Devesh Ranjan Receives the 2024 Distinguished Alumni Award from Alma Mater
January 13, 2025
By Mikey Fuller
Devesh Ranjan, Eugene C. Gwaltney, Jr. School Chair and professor in the George W. Woodruff School of Mechanical Engineering, has received the 2024 Distinguished Alumni Award (DAA) from the National Institute of Technology Tiruchirappalli.
This award recognizes alumni for their outstanding professional contributions and achievements in academics, research, managerial contribution, entrepreneurship, public administration, and social service. Alumni are eligible for the DAA 20 years after earning their graduate degree or 25 years after earning their undergraduate degree.
“To be recognized by my alma mater in this way is truly an honor beyond words,” Ranjan said. “I am deeply grateful for the education and experiences that shaped me, and I’m humbled to be recognized by the institution that helped lay the foundation for my journey.”
Ranjan earned a bachelor's degree from NIT-Tiruchirappalli in 2003. He joined the Woodruff School faculty in 2014 as an associate professor before eventually becoming the School’s youngest Chair.
Suresh Sitaraman, Regents' Professor and Morris M. Bryan, Jr. Professor in Mechanical Engineering in the Woodruff School, has known Ranjan as a colleague, researcher, educator, and administrator for more than 10 years. In his nomination letter, he stated that Ranjan is exceptionally deserving of the DAA in academia/research.
“Beyond such impressive research, teaching, and professional service contributions, what sets Devesh apart is his dynamism and optimism as a leader and visionary,” Sitaraman said. “He explores ideas, technologies, and funding opportunities that appear unreachable at first sight, and through his hard work, conviction, dedication, and perseverance, he makes them happen, again and again.”
Ranjan’s research focuses on the interdisciplinary area of power conversion and complex fluid flows involving shock and hydrodynamic instabilities. He also studies the turbulent mixing of materials in extreme conditions, such as supersonic and hypersonic flows. Ranjan serves as a co-director of the Department of Defense-funded University Consortium for Applied Hypersonics (UCAH). The UCAH is comprised of a network of universities, including Georgia Tech, that work with government, industry, national laboratories, and federally funded research centers to deliver the innovation and workforce needed to advance modern hypersonic flight systems in support of national defense.

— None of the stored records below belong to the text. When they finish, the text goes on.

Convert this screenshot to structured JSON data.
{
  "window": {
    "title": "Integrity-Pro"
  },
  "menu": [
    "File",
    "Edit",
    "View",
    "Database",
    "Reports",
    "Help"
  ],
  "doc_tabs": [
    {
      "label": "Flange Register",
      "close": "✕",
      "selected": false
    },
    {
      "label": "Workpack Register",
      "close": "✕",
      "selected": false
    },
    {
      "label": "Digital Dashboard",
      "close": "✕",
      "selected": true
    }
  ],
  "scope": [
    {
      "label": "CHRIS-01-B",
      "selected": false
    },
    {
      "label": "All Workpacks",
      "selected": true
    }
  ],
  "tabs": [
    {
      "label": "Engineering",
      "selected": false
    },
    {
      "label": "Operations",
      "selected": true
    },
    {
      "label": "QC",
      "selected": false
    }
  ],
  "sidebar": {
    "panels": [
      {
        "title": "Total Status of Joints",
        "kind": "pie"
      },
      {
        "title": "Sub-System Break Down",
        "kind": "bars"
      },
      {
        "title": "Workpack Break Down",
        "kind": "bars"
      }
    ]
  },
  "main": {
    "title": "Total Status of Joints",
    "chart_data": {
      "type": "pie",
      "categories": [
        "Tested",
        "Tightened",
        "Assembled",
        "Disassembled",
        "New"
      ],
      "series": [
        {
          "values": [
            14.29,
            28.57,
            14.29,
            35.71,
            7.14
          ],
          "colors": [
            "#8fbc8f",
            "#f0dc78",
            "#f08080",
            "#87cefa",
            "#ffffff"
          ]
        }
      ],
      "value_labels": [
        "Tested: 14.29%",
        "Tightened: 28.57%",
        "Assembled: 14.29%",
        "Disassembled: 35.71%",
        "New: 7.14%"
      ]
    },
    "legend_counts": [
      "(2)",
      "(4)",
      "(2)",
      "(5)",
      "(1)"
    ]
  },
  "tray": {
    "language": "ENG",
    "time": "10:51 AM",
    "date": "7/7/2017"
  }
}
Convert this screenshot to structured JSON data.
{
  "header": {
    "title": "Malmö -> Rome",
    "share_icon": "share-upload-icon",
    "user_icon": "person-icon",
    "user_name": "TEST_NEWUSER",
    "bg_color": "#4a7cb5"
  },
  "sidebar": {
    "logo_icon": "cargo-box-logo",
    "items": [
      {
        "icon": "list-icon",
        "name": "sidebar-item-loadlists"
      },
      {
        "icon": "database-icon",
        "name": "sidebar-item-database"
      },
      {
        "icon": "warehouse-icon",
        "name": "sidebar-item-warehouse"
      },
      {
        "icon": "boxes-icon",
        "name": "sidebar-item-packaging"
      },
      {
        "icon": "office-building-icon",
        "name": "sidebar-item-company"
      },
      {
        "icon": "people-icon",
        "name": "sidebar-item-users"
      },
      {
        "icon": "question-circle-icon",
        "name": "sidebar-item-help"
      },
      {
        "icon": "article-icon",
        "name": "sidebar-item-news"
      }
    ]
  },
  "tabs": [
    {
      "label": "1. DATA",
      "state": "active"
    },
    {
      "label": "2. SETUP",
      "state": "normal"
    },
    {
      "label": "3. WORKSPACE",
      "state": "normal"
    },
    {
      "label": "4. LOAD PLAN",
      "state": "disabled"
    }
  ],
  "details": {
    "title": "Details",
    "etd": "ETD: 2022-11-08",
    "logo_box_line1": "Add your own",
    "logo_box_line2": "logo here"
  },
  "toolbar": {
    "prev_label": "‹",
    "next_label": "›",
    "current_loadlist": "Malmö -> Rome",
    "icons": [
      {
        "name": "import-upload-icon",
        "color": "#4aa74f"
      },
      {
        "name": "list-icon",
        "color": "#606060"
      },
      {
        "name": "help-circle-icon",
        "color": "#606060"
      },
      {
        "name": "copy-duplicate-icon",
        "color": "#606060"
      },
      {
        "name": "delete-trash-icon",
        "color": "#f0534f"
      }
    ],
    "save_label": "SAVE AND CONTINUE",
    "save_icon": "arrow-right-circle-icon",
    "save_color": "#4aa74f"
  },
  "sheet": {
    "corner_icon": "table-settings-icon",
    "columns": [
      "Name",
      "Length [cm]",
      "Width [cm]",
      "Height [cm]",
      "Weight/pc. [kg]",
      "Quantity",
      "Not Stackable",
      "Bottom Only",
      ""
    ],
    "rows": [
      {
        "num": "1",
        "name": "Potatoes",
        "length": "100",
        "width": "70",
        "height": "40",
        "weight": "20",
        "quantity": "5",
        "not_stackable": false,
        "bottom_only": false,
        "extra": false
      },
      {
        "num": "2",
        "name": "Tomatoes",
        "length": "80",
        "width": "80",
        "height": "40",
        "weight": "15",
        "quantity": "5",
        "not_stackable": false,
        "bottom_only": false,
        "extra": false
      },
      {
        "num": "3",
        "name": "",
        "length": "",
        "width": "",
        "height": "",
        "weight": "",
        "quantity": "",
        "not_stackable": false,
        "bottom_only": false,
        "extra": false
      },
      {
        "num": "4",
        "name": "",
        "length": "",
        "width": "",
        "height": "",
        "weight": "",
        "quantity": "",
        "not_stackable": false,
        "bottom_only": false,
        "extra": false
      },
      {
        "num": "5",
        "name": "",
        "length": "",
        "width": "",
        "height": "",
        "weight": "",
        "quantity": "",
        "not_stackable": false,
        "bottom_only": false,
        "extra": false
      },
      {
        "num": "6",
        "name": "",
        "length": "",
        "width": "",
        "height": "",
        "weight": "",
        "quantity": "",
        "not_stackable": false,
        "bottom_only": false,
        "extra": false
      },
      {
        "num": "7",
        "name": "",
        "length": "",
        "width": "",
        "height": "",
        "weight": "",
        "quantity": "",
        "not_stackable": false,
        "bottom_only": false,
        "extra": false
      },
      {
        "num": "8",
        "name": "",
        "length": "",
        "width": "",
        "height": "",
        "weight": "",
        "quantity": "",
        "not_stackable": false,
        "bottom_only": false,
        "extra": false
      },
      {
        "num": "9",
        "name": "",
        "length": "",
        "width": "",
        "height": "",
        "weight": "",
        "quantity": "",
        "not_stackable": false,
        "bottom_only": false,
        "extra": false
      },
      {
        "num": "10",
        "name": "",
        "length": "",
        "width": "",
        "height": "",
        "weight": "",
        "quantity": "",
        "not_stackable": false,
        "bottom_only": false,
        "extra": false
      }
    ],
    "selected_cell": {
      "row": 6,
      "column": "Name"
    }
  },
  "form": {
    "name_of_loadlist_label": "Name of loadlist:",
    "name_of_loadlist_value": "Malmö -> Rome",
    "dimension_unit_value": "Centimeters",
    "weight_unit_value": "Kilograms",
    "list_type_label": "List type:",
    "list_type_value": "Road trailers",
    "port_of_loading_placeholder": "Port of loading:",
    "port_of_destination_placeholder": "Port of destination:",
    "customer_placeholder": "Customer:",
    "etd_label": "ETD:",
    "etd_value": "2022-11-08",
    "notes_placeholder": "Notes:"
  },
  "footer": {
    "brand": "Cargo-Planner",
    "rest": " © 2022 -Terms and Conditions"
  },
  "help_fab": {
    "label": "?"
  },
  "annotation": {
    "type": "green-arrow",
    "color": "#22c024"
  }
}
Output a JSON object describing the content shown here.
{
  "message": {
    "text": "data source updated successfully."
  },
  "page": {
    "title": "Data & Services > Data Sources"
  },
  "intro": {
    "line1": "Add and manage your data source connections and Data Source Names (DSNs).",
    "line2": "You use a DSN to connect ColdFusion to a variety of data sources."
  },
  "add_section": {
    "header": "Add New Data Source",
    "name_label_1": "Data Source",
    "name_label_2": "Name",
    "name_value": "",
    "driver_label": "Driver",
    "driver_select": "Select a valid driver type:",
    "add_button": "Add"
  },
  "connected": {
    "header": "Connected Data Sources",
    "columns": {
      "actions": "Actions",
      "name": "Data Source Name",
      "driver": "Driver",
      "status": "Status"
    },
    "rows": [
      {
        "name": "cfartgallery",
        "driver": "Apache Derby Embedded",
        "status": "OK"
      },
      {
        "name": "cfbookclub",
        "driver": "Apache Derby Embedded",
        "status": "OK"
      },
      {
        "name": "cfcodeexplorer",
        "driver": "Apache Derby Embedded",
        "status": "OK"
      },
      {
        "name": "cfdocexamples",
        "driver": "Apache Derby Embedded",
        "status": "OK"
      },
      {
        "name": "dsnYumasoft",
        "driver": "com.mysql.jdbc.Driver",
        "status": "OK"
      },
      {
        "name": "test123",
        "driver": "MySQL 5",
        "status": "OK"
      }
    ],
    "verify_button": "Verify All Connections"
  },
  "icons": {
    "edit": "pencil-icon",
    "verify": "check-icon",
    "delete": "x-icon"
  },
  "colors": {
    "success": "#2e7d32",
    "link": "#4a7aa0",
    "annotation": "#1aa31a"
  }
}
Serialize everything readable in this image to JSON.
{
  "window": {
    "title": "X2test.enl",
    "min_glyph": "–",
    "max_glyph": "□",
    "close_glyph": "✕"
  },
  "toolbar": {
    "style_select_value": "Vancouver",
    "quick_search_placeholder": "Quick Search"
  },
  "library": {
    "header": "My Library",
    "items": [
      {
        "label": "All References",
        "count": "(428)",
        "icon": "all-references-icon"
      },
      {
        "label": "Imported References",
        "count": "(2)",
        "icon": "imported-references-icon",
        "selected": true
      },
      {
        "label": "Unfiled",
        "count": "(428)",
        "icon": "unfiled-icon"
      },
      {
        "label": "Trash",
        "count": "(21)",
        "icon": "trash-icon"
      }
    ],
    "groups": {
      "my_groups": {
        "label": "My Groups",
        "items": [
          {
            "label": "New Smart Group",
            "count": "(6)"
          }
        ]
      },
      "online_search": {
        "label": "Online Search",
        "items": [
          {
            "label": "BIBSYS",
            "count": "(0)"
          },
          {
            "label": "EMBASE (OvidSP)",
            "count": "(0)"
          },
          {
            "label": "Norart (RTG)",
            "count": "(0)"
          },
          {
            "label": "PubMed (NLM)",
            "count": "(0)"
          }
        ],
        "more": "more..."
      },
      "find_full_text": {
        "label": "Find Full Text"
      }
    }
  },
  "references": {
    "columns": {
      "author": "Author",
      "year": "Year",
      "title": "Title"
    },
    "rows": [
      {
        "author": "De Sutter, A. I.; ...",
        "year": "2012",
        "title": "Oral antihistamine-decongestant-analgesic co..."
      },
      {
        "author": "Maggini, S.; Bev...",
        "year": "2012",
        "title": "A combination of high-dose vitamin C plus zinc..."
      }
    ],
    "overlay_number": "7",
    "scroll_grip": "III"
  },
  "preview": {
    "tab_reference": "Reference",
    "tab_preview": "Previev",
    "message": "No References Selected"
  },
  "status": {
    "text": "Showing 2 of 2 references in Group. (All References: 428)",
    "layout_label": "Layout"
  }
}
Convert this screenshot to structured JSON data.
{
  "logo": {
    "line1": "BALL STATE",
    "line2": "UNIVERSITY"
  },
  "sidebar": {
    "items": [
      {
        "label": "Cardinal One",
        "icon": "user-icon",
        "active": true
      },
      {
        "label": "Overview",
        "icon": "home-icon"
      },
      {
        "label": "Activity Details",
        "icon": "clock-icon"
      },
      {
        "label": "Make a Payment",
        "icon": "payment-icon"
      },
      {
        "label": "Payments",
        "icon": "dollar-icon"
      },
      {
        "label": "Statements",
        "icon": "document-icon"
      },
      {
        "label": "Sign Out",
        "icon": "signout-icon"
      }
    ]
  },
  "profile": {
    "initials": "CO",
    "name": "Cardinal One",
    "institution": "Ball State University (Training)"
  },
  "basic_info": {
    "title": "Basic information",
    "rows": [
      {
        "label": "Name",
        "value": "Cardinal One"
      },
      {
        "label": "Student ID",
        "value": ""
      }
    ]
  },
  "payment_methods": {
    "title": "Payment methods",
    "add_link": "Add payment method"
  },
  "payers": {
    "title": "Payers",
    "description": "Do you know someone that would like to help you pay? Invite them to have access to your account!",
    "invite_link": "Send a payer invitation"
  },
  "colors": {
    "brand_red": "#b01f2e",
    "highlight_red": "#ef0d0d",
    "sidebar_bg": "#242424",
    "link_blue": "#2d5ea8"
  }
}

Guruswami Ravichandran, John E. Goode, Jr., Professor of Aerospace and Mechanical Engineering at the California Institute of Technology, has known Ranjan for 18 years.
He describes Ranjan in his nomination letter as talented, creative, multi-faceted, and a natural leader, who has emerged as a world-renowned leader in shock tubes, turbulent mixing, and shock-driven hydrodynamic instabilities with clean energy, carbon cycle, and sustainability applications.
“I am deeply impressed by his ability to transform abstract theoretical ideas into novel experiments, enabling him to elucidate complex phenomena of physics in turbulent mixing,” Ravichandran said. “He often defines the leading edge of theory, simulation, experimentation, and practice in his fields.”
Ranjan serves as the director of the Shock Tube and Advanced Mixing Laboratory, and his research group has published more than 100 research articles in peer-reviewed journals and conference proceedings. During his career, he has mentored more than 25 graduate students and postdoctoral fellows and has received numerous awards for his educational efforts and mentorship activity. He has served as a Provost’s Teaching and Learning Fellow, a Governor’s Teaching Fellow, and a Diversity, Equity and Inclusion Fellow.
Ranjan was formally recognized with the DAA on January 11 in India. At the ceremony, he announced an endowment in his mother's name to support female students from economically disadvantaged backgrounds.